Michal Klasa

* 1953

  • “I’m sure that doping existed, that the East Germans had huge laboratories, that they had almost a hundred doctors who focused solely on cycling. Docent Chundela, head of the doping laboratory, said that they had something somewhere, but that he didn’t know what. Just as it is now, the substances were kept several years, to allow them to retrospectively find out what they don’t yet know. So I don’t know if anyone was ‘on’ something, but the doping tests were pretty strict, and we certainly didn’t have the chemicals necessary to do something like that. It was a time when the non-doping era had ended, regular doping tests had begun, but doping hadn’t developed to the extent it did, say, in 1988 and later. I don’t know if anyone was using something, certainly none of our cyclists had anything.”

  • “My wife’s mother has a sister who emigrated to Switzerland and married a hockey player who had been locked up in the Fifties, he’d worked in the uranium mines for five years; and Mr Kazlepka from counter-intelligence phoned me once and said: ‘But there’s something the matter over in Switzerland.’ ‘What’s in Switzerland?’ Well, you, your wife...’ I said: ‘Look. My mother-in-law has a sister, I’ve never seen her my whole life, we don’t correspond, I don’t know her, what do you want of me?’ So he left me be. If he knew that in 1983, when the the world championships were in Switzerland, I had slept in her house, I guess he wouldn’t have liked it. Pavel Doležel let me go there at the time, things like that happened, but only as long as no one found out.”
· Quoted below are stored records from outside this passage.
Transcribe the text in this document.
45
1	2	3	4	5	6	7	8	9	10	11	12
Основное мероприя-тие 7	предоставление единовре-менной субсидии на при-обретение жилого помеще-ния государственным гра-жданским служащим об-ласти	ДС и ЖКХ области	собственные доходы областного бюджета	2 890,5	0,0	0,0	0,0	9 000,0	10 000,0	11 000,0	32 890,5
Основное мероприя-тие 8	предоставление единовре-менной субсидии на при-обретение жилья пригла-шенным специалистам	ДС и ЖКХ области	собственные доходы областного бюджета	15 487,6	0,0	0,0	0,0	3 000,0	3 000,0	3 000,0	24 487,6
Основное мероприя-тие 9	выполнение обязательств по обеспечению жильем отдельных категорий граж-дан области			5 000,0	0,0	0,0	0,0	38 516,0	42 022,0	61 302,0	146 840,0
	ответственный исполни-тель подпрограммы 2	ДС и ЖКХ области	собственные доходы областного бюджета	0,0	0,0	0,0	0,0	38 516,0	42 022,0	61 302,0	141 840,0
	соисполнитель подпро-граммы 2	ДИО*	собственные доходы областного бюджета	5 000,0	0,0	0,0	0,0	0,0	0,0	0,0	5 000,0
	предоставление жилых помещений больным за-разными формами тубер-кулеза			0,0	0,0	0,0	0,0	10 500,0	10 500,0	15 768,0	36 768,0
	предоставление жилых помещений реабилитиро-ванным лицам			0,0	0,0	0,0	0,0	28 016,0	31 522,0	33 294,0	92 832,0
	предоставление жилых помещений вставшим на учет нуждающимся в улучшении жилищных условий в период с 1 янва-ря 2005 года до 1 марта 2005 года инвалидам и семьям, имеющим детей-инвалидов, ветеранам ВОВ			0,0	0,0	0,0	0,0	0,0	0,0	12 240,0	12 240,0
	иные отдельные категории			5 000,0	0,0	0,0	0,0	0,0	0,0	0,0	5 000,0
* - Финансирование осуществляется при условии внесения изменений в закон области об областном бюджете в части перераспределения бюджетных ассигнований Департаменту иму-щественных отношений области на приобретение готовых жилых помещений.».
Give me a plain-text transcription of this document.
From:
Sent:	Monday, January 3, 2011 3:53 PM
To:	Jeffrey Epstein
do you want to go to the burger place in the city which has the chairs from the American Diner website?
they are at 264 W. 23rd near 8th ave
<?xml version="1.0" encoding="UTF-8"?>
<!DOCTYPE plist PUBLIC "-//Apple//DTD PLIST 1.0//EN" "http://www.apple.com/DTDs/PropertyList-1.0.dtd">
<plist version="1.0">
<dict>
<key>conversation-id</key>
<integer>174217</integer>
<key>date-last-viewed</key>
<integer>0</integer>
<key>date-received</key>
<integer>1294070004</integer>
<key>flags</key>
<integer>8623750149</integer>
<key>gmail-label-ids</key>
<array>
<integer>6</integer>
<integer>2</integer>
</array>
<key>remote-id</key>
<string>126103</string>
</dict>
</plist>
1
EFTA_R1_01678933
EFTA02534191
  • “Franta Jurza nominated me for the race around Holland, it’s a very interesting race even today, dangerous; I ended up fourth in prologue. Until then, no foreigner had managed to reach top ten in Holland. When I crossed the finishing line, they automatically extended my time by a minute. Jirka Daler had been measuring it, and luckily he went to them and found out that the knew about my time, but that they’d given me an extra minute because it wasn’t possible for a foreigner to be so fast. Then came the second stage, I reached the first group of twelve, but I had puncture. That got me into the second group, and I reckoned: ‘Well that’s it for me, I can’t win now,’ and I was careless in taking one bend, and I hit a parked car. I broke my left shinbone, bruised my face, and ended up in hospital. I was in hospital in Holland for three weeks, then they took me to Prague, to Střešovice, and a week later to the military hospital in Brno. But the leg wasn’t healing after the operation. Four months passed, and thanks to Franta Jurza I became a patient of Professor Slavík. It slowly started to heal, so that I started cycling freely again after five months, but I broke my leg again on a down pedal. I rode to the hospital in Přerov on my bike, pedalling with one leg, the other held in the air. When I came to the surgery claiming I had refractured my left shinbone, they started laughing, but when they checked it out, they confirmed it. Franta Jurza arranged for another helicopter to Prague, and Professor Slavík performed another surgery on me. Three months later I started cycling, I actually hadn’t raced for a year, I hadn’t ridden a bike for ten months, and then I won the Peace Race qualification in Pardubice.”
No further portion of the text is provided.